I'm a huge fan of soup. I really only started making my own in the past two years. I learned a ton from the Salud Cooking School and by trial and error. I learned quickly it's all about the base stock. You can't start from watery broth and expect it to turn heads. Most soups I make don't take very long, they are fast and warm and often creamy like Pumpkin soup and Corn Chowder. This one is clear beef broth based and takes a little while to make, but it's ohhhh so worth it. You can even take it over the top and serve it like french onion soup with a little piece of toasted bread and a sprinkle of cheese. This recipe makes a ton of soup, but then you can easily freeze the extras for another day without any of the work!

Three Onion Soup
(makes 10 c of soup, can be easily halved)

2 tbsp butter
5 large Vidalia onions
2 red onions
1 bunch green onions
1 tbsp minced garlic
1 c brandy
1 c sherry
8 c beef stock
2 tsp minced thyme
2 bay leaves
salt and pepper
french bread, thinly sliced
white cheese slices: monterey jack, provolone, muenster, or swiss (don't use cheddar)

Slice onions into thin strips and chop green onions. Melt butter over med heat in large dutch oven, add onions. Cook onions until browned and sticky. You will have to stir your pot from time to time to keep the onions from burning and rotate them around in the pot as they cook. This will take a good 20-30 minutes. You don't want to rush this step because browning the onions is what brings out their flavor and makes for the best soup. Once they are browned, add the garlic and cook for a few more minutes.
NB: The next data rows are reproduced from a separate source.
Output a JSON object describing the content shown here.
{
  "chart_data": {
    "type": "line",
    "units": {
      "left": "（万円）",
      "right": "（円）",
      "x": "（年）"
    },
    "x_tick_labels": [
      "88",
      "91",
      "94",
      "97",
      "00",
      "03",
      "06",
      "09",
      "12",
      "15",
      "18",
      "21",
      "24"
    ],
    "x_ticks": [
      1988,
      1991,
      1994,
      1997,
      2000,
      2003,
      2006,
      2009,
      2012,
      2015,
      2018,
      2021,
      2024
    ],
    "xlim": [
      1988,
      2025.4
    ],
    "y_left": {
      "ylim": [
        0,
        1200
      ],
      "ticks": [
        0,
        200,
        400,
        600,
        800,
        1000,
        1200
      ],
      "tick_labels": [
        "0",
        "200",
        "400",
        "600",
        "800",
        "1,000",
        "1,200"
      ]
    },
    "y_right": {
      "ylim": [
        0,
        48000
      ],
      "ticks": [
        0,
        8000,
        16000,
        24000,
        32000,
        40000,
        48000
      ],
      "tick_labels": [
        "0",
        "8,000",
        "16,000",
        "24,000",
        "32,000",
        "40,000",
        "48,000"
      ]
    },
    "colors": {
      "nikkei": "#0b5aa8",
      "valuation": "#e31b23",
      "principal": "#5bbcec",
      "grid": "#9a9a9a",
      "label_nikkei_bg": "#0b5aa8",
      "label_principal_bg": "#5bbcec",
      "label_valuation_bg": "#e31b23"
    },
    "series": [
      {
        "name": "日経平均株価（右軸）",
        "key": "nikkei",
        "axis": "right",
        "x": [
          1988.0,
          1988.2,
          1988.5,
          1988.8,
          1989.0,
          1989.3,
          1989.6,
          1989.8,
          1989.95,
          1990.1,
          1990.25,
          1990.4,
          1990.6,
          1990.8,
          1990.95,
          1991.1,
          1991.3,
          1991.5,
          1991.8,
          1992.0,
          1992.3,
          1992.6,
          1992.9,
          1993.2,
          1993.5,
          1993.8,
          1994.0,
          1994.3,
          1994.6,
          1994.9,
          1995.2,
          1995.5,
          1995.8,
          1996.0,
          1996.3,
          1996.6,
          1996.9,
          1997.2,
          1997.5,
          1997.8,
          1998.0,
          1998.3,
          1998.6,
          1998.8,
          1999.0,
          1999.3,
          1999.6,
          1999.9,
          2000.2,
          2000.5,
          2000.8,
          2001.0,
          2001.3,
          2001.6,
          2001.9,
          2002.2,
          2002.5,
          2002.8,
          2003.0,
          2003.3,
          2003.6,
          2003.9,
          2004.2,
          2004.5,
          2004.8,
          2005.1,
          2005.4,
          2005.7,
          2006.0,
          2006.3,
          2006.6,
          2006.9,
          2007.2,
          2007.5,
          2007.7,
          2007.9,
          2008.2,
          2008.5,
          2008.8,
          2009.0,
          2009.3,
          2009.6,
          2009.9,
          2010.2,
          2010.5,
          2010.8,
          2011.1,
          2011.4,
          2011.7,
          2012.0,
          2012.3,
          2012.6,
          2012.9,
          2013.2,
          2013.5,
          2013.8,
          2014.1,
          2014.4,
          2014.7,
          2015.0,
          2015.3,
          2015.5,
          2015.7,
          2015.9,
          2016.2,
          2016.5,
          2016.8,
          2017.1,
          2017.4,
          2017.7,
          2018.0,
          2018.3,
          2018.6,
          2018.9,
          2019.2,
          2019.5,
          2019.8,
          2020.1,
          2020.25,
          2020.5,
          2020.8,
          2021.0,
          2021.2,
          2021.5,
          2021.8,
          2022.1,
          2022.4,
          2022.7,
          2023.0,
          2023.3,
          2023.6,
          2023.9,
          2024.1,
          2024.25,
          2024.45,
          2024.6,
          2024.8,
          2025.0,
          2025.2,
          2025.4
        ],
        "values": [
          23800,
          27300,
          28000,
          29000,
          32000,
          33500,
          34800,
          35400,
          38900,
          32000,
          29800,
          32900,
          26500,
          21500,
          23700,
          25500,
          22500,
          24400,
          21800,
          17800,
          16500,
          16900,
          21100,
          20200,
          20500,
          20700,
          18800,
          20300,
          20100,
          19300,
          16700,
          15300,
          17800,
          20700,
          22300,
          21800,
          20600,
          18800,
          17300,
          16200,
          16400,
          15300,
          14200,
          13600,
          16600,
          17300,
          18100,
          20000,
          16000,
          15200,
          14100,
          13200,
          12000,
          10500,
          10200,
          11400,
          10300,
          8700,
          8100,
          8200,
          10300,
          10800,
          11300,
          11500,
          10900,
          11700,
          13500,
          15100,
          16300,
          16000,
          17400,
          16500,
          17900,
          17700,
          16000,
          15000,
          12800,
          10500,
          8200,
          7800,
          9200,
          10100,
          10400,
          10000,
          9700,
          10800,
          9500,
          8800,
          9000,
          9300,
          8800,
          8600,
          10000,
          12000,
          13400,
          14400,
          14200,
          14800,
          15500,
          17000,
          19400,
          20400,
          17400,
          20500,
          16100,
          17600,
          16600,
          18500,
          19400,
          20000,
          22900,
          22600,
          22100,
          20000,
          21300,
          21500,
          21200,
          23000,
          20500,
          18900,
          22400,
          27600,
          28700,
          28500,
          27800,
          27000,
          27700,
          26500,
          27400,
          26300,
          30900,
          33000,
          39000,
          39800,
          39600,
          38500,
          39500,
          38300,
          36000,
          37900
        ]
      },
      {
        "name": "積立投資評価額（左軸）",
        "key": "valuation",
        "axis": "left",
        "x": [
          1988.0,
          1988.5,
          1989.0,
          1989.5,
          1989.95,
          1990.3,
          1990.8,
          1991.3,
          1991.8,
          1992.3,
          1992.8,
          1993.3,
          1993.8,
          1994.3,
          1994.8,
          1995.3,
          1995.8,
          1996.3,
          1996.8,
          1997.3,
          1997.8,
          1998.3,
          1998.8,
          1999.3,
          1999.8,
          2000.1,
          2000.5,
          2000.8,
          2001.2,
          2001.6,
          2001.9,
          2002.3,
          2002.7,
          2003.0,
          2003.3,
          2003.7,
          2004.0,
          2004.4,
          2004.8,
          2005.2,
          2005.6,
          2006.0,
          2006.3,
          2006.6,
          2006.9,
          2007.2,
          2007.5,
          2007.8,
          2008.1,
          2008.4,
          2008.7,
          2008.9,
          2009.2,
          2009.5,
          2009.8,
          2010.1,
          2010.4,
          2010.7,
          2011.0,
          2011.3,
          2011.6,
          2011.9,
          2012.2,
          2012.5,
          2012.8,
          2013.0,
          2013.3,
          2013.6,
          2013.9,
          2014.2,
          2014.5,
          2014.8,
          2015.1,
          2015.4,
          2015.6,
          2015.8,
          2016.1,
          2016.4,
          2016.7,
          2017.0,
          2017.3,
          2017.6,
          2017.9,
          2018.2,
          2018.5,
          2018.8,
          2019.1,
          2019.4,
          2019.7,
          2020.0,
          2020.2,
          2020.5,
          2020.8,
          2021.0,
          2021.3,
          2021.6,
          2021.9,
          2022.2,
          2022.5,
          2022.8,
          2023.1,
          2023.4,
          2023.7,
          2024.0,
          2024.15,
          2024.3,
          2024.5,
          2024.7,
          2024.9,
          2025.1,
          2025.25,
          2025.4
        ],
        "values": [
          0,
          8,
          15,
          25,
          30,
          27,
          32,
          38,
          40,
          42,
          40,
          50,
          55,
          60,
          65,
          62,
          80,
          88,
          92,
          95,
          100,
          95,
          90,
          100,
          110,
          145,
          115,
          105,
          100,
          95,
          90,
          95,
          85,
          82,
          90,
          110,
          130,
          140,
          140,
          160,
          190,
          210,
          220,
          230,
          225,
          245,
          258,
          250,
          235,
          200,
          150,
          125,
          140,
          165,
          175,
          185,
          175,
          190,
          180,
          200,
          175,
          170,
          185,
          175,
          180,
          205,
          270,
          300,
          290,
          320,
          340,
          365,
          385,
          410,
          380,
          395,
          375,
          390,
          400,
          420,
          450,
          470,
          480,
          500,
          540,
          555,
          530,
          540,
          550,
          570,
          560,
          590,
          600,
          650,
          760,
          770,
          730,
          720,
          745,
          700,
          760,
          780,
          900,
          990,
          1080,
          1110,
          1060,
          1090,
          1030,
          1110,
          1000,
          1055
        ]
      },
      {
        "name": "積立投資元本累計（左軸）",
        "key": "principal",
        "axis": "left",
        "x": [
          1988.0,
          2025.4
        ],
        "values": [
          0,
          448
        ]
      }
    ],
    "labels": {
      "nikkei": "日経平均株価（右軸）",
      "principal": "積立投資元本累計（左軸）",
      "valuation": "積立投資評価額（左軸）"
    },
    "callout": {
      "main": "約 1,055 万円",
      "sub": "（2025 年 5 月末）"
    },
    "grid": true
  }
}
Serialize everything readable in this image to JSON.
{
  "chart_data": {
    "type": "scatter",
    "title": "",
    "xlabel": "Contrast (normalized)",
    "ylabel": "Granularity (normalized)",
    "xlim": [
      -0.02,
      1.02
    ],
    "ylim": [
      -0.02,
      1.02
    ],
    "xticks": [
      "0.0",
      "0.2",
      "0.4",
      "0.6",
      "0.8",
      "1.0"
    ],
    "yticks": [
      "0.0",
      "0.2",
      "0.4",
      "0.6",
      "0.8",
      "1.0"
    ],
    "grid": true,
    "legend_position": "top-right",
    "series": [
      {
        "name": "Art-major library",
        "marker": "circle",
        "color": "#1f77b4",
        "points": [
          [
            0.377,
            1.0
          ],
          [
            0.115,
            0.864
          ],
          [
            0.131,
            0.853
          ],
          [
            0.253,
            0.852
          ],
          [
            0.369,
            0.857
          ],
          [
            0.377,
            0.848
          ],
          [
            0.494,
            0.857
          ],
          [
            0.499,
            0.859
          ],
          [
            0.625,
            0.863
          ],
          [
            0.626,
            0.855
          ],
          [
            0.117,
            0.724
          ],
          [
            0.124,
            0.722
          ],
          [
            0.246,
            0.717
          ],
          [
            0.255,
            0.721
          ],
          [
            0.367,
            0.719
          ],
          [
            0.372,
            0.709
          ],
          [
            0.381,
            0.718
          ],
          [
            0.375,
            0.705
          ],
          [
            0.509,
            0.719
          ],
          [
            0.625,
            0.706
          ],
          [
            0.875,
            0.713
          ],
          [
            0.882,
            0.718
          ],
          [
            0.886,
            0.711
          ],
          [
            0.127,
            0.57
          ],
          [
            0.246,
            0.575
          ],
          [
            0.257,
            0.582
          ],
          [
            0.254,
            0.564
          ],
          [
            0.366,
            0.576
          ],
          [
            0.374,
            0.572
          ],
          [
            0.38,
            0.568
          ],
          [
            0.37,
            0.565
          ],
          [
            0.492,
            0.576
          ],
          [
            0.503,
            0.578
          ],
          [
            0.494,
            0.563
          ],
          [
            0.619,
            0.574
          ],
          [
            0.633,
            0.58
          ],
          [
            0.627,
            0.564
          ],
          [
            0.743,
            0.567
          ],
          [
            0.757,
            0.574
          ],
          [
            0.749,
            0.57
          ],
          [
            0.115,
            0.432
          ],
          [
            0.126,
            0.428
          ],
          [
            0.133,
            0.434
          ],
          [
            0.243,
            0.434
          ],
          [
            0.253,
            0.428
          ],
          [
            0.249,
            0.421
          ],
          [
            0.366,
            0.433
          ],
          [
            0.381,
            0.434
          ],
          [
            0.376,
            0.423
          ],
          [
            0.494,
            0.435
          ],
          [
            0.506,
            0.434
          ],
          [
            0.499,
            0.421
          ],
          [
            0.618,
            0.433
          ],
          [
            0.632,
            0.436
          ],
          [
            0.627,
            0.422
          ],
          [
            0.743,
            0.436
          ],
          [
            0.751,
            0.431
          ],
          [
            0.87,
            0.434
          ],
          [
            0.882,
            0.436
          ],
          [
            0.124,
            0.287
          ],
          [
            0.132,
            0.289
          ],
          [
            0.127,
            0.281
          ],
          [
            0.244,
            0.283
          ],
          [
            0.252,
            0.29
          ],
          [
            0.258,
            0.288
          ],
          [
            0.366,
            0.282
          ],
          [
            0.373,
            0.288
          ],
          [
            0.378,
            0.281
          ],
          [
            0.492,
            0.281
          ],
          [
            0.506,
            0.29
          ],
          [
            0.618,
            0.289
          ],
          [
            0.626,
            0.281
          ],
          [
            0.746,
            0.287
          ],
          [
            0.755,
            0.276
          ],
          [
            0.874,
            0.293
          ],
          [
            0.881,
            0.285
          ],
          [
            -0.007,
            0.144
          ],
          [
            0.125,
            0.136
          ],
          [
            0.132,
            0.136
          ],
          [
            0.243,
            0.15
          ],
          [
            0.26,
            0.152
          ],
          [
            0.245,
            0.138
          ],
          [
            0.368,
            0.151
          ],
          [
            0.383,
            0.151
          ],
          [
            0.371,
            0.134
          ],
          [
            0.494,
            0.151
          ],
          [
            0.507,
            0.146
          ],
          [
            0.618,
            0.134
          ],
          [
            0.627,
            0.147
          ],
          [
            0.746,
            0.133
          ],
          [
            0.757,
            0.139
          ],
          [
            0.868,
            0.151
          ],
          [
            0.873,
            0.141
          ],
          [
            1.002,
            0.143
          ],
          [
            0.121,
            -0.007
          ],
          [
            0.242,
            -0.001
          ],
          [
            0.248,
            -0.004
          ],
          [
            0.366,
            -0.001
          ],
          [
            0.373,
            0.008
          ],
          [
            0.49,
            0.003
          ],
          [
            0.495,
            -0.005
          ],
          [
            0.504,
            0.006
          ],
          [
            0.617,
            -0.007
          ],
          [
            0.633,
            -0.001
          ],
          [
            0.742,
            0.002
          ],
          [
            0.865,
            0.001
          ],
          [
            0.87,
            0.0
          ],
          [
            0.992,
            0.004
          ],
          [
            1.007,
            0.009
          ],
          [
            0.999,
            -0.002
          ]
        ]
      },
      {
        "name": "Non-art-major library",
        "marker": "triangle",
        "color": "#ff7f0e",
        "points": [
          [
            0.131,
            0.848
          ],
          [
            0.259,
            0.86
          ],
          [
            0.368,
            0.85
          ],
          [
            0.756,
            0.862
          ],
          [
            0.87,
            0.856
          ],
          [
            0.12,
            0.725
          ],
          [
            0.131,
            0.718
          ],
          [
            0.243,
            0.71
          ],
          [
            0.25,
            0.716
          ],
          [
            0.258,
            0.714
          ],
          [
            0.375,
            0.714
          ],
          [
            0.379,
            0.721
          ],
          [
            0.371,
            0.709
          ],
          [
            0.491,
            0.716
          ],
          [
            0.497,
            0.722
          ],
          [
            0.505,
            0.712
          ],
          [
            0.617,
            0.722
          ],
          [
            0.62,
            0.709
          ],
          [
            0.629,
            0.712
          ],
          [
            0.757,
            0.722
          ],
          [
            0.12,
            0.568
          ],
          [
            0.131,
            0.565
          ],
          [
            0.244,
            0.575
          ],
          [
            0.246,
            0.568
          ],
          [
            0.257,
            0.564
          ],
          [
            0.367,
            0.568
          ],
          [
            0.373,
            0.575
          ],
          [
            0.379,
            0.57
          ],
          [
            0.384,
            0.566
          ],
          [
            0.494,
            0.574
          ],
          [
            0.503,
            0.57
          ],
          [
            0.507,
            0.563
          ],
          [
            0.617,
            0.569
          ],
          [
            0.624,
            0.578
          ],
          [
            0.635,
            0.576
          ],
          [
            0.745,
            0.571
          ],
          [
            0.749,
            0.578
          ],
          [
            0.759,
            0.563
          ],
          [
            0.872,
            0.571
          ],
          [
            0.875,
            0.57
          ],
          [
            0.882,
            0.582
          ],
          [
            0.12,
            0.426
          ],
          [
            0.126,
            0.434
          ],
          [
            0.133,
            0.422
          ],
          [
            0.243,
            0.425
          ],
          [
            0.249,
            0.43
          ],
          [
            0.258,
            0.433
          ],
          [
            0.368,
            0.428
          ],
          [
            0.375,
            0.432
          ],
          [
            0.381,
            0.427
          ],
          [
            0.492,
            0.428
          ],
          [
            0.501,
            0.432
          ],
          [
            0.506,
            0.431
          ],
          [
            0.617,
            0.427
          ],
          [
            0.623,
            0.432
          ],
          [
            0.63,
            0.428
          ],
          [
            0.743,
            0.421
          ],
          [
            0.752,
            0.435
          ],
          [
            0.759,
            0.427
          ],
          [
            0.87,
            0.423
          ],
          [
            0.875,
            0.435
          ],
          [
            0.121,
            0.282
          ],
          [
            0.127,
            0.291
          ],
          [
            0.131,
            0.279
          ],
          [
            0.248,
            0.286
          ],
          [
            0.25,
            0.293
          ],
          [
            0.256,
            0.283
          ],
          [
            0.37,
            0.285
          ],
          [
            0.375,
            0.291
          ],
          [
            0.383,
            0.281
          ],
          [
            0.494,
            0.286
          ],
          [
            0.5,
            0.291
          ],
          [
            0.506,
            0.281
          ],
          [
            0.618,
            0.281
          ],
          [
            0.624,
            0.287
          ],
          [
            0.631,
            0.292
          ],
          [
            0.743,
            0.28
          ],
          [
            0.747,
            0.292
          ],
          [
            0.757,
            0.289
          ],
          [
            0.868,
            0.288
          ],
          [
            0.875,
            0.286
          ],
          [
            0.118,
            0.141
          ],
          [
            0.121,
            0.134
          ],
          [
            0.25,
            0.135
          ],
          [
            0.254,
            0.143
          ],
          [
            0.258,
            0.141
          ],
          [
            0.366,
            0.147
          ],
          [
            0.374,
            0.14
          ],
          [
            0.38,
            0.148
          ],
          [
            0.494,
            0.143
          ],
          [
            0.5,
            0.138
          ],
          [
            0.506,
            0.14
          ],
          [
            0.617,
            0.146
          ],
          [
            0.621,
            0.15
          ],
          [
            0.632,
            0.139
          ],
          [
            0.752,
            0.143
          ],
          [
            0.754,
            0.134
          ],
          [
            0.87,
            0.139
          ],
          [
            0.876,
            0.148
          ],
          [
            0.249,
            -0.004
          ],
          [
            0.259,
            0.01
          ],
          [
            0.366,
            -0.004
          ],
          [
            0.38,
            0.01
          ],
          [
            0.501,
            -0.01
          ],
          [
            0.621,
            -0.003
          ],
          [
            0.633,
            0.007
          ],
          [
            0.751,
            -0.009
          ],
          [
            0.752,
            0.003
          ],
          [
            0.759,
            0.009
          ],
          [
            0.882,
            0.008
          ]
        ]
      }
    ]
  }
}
Add brandy and sherry (you may be tempted to skip these, but they add so much flavor and all the alcohol will be cooked out). Add beef stock and seasonings. Bring the whole mess to a boil and then reduce heat to simmer. Take a little taste, it may need more salt and pepper depending on your stock and I usually add a tablespoon of sugar at this time for a little sweetness.

Toast your bread slices very crispy to create a crostini. Pour the steaming hot soup into a bowl and float a crostini on top. Add a slice of cheese. If you want it more melted, pop it in the microwave for a few seconds (real restaurants will put the bowl of soup under a broiler to brown it, but I don't have any super cool oven proof serving bowls.)